Bug 1889616

Summary:	[RFE] Implement 2 pods per noobaa component (core and db)
Product:	[Red Hat Storage] Red Hat OpenShift Container Storage	Reporter:	Manjunatha <mmanjuna>
Component:	Multi-Cloud Object Gateway	Assignee:	Nimrod Becker <nbecker>
Status:	CLOSED DUPLICATE	QA Contact:	Raz Tamir <ratamir>
Severity:	medium	Docs Contact:
Priority:	medium
Version:	4.5	CC:	amanzane, assingh, bkunal, ddomingu, etamir, hnallurv, nbecker, nberry, ocs-bugs, owasserm, rui.moura
Target Milestone:	---	Keywords:	FutureFeature
Target Release:	---	Flags:	mmanjuna: needinfo?
Hardware:	All
OS:	Linux
Whiteboard:
Fixed In Version:		Doc Type:	If docs needed, set a value
Doc Text:		Story Points:	---
Clone Of:		Environment:
Last Closed:	2021-04-05 12:53:41 UTC	Type:	Bug
Regression:	---	Mount Type:	---
Documentation:	---	CRM:
Verified Versions:		Category:	---
oVirt Team:	---	RHEL 7.3 requirements from Atomic Host:
Cloudforms Team:	---	Target Upstream Version:
Embargoed:

Description Manjunatha 2020-10-20 08:22:33 UTC

Description of problem (please be detailed as possible and provide log
snippests):
Support to have at least 2 pods per noobaa component (endpoint, core and db). Because K8S spinning a new pod could last up to 10 minutes and those 10 minutes means with a whole object storage downtime (PUT and GET requests).

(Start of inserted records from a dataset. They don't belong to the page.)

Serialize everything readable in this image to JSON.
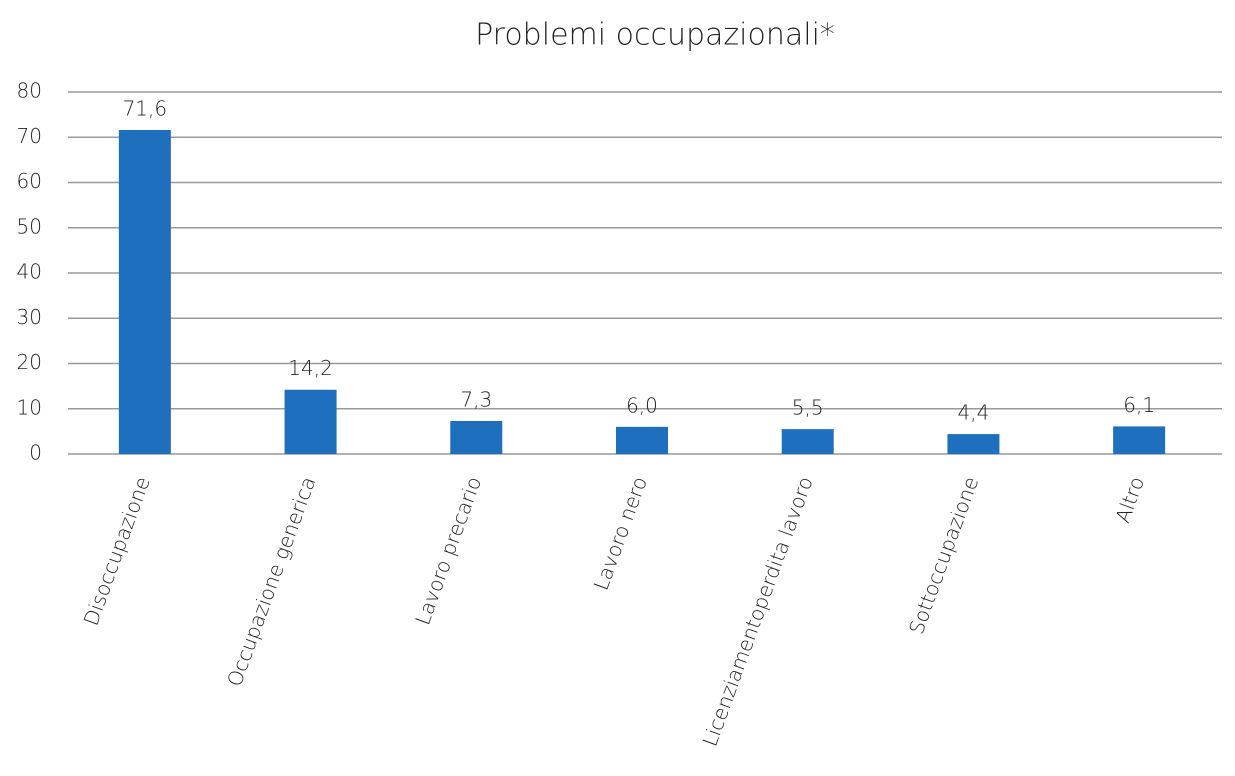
{
  "chart_data": {
    "type": "bar",
    "title": "Problemi occupazionali*",
    "categories": [
      "Disoccupazione",
      "Occupazione generica",
      "Lavoro precario",
      "Lavoro nero",
      "Licenziamentoperdita lavoro",
      "Sottoccupazione",
      "Altro"
    ],
    "values": [
      71.6,
      14.2,
      7.3,
      6.0,
      5.5,
      4.4,
      6.1
    ],
    "value_labels": [
      "71,6",
      "14,2",
      "7,3",
      "6,0",
      "5,5",
      "4,4",
      "6,1"
    ],
    "color": "#1f6fbf",
    "ylim": [
      0,
      80
    ],
    "yticks": [
      0,
      10,
      20,
      30,
      40,
      50,
      60,
      70,
      80
    ],
    "grid": true
  }
}
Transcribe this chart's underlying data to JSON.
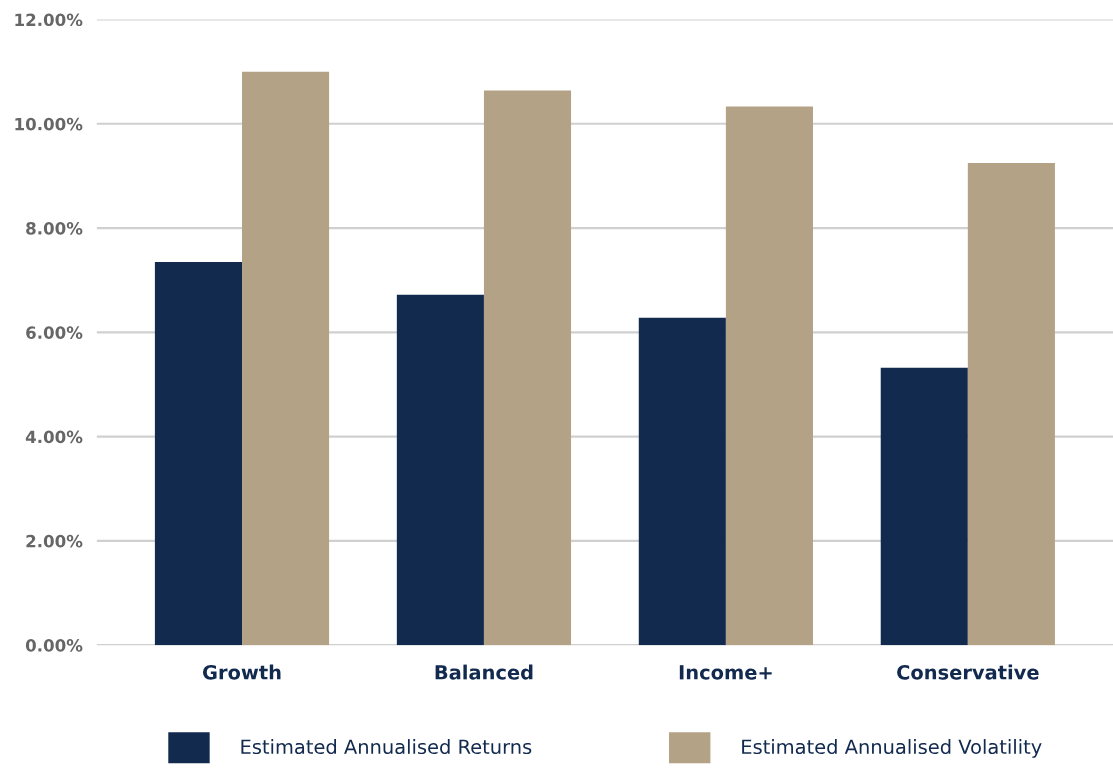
{
  "chart_data": {
    "type": "bar",
    "categories": [
      "Growth",
      "Balanced",
      "Income+",
      "Conservative"
    ],
    "series": [
      {
        "name": "Estimated Annualised Returns",
        "color": "#132a4f",
        "values": [
          7.35,
          6.72,
          6.28,
          5.32
        ]
      },
      {
        "name": "Estimated Annualised Volatility",
        "color": "#b3a286",
        "values": [
          11.0,
          10.64,
          10.33,
          9.25
        ]
      }
    ],
    "ylim": [
      0,
      12
    ],
    "yticks": [
      {
        "value": 0,
        "label": "0.00%"
      },
      {
        "value": 2,
        "label": "2.00%"
      },
      {
        "value": 4,
        "label": "4.00%"
      },
      {
        "value": 6,
        "label": "6.00%"
      },
      {
        "value": 8,
        "label": "8.00%"
      },
      {
        "value": 10,
        "label": "10.00%"
      },
      {
        "value": 12,
        "label": "12.00%"
      }
    ],
    "grid": "y",
    "legend": "bottom"
  }
}
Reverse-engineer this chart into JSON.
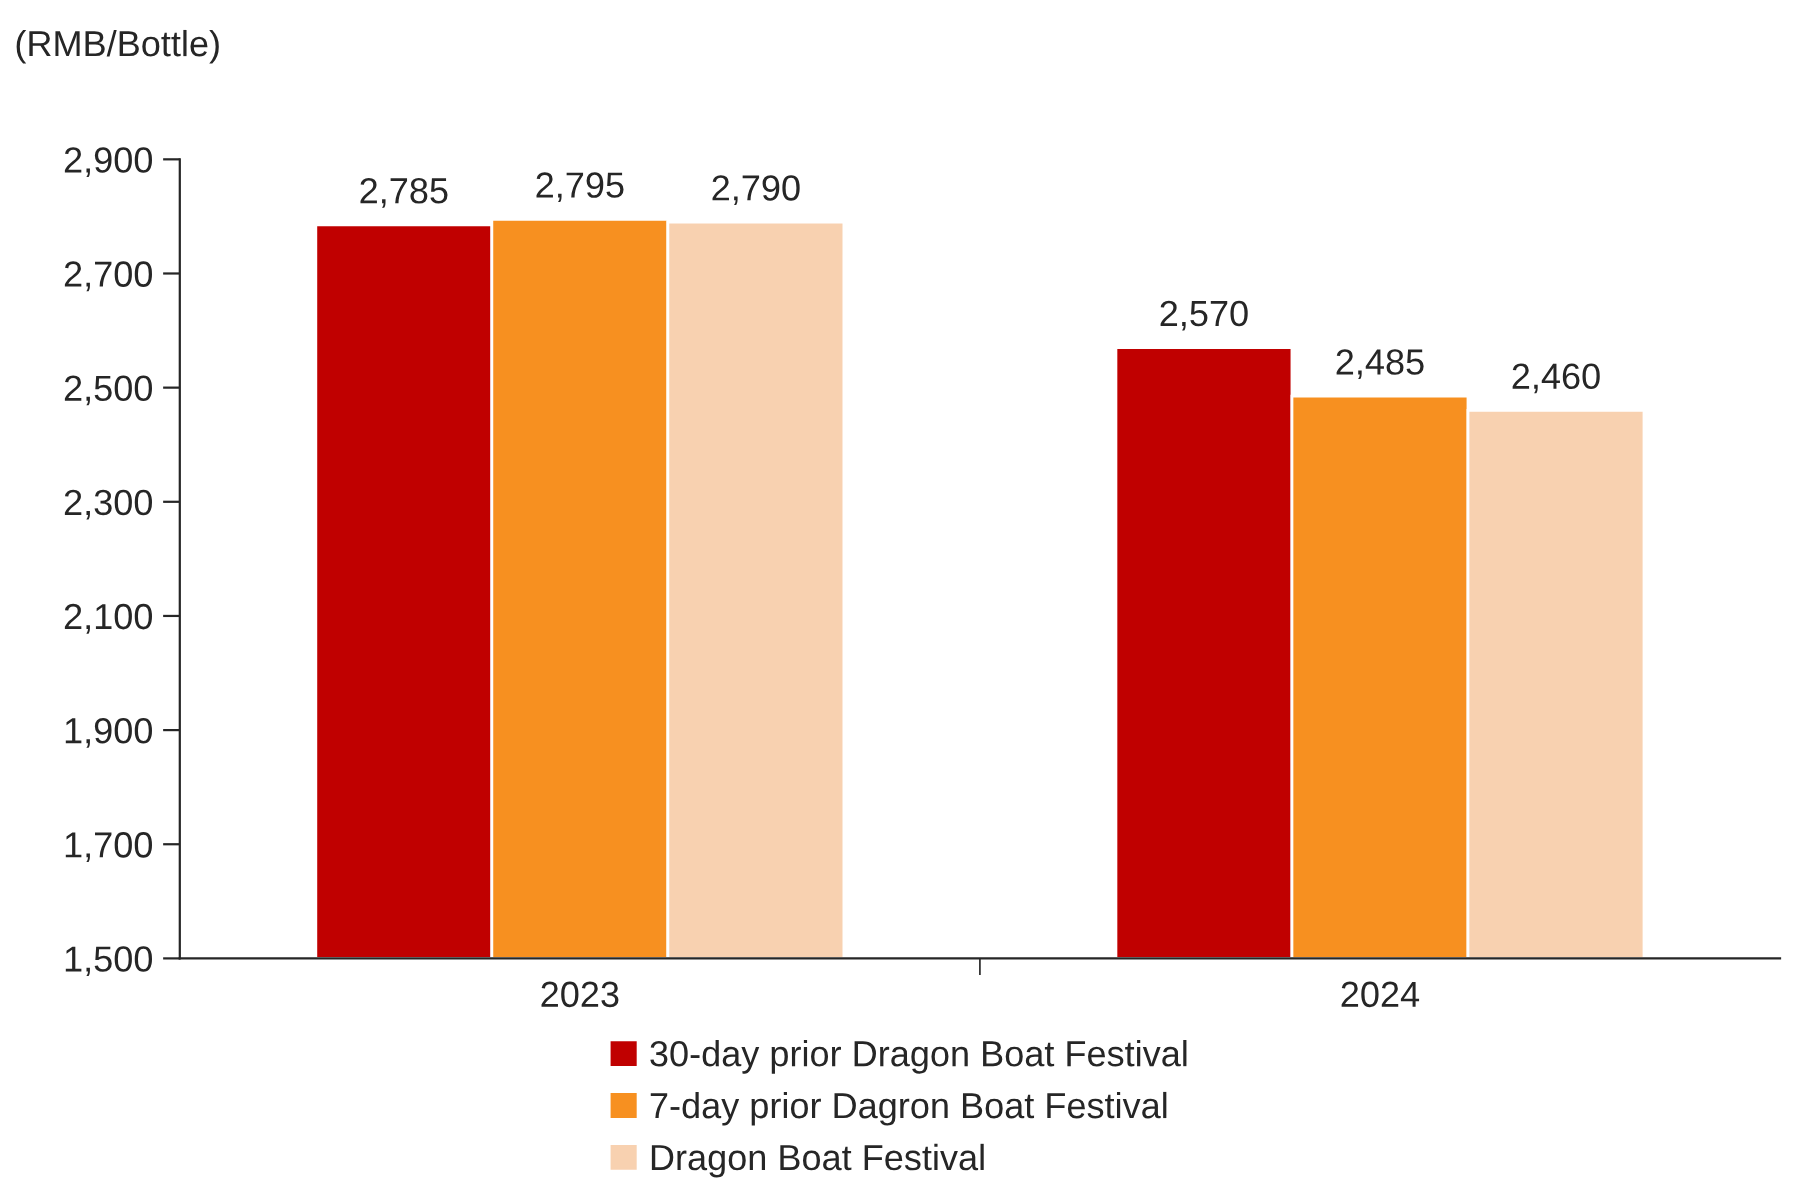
{
  "chart_data": {
    "type": "bar",
    "ylabel": "(RMB/Bottle)",
    "categories": [
      "2023",
      "2024"
    ],
    "series": [
      {
        "name": "30-day prior Dragon Boat Festival",
        "color": "#c00000",
        "values": [
          2785,
          2570
        ],
        "value_labels": [
          "2,785",
          "2,570"
        ]
      },
      {
        "name": "7-day prior Dagron Boat Festival",
        "color": "#f79020",
        "values": [
          2795,
          2485
        ],
        "value_labels": [
          "2,795",
          "2,485"
        ]
      },
      {
        "name": "Dragon Boat Festival",
        "color": "#f8d1b0",
        "values": [
          2790,
          2460
        ],
        "value_labels": [
          "2,790",
          "2,460"
        ]
      }
    ],
    "ylim": [
      1500,
      2900
    ],
    "yticks": [
      {
        "value": 1500,
        "label": "1,500"
      },
      {
        "value": 1700,
        "label": "1,700"
      },
      {
        "value": 1900,
        "label": "1,900"
      },
      {
        "value": 2100,
        "label": "2,100"
      },
      {
        "value": 2300,
        "label": "2,300"
      },
      {
        "value": 2500,
        "label": "2,500"
      },
      {
        "value": 2700,
        "label": "2,700"
      },
      {
        "value": 2900,
        "label": "2,900"
      }
    ],
    "grid": false,
    "legend": "bottom"
  }
}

Comment 4 Nimrod Becker 2020-10-20 08:49:33 UTC

4.6 is at dev freeze, as an RFE it should move to 4.7

Comment 5 Neha Berry 2020-10-20 19:04:05 UTC

@nimrod is the ask in this BZ different than Bug 1874243 -  [RFE] Noobaa resources are impacted with a downtime during admin operations, such as upgrade, due to no HA for noobaa-core and noobaa-db

Comment 6 Nimrod Becker 2020-10-21 06:35:01 UTC

In its core, the solution would be the same, the other bug talks about admin ops, this one about failure. But the same solution would apply.

Comment 7 Orit Wasserman 2020-12-01 07:27:19 UTC

Hi,
We are trying very hard to reduce OCS footprint, doubling Noobaa pods is going in the opposite direction.
Any addition of pods or resources to OCS should be consulted and agreed with the OCS architects.

I would recommend focusing on reducing the time it takes to detect a failure and respining a new Nooba pod. The Rook team successfully reduced the OSD pods respin to less than a minute, where most of the time spent was related to detach/attach PVs.

There is a misconception that having 2 instances will make recovery faster but if you take into account the failure detection period, the failover and the time required to make sure the other instance is down, you may find it is higher than respining a new pod.

Regards,
Orit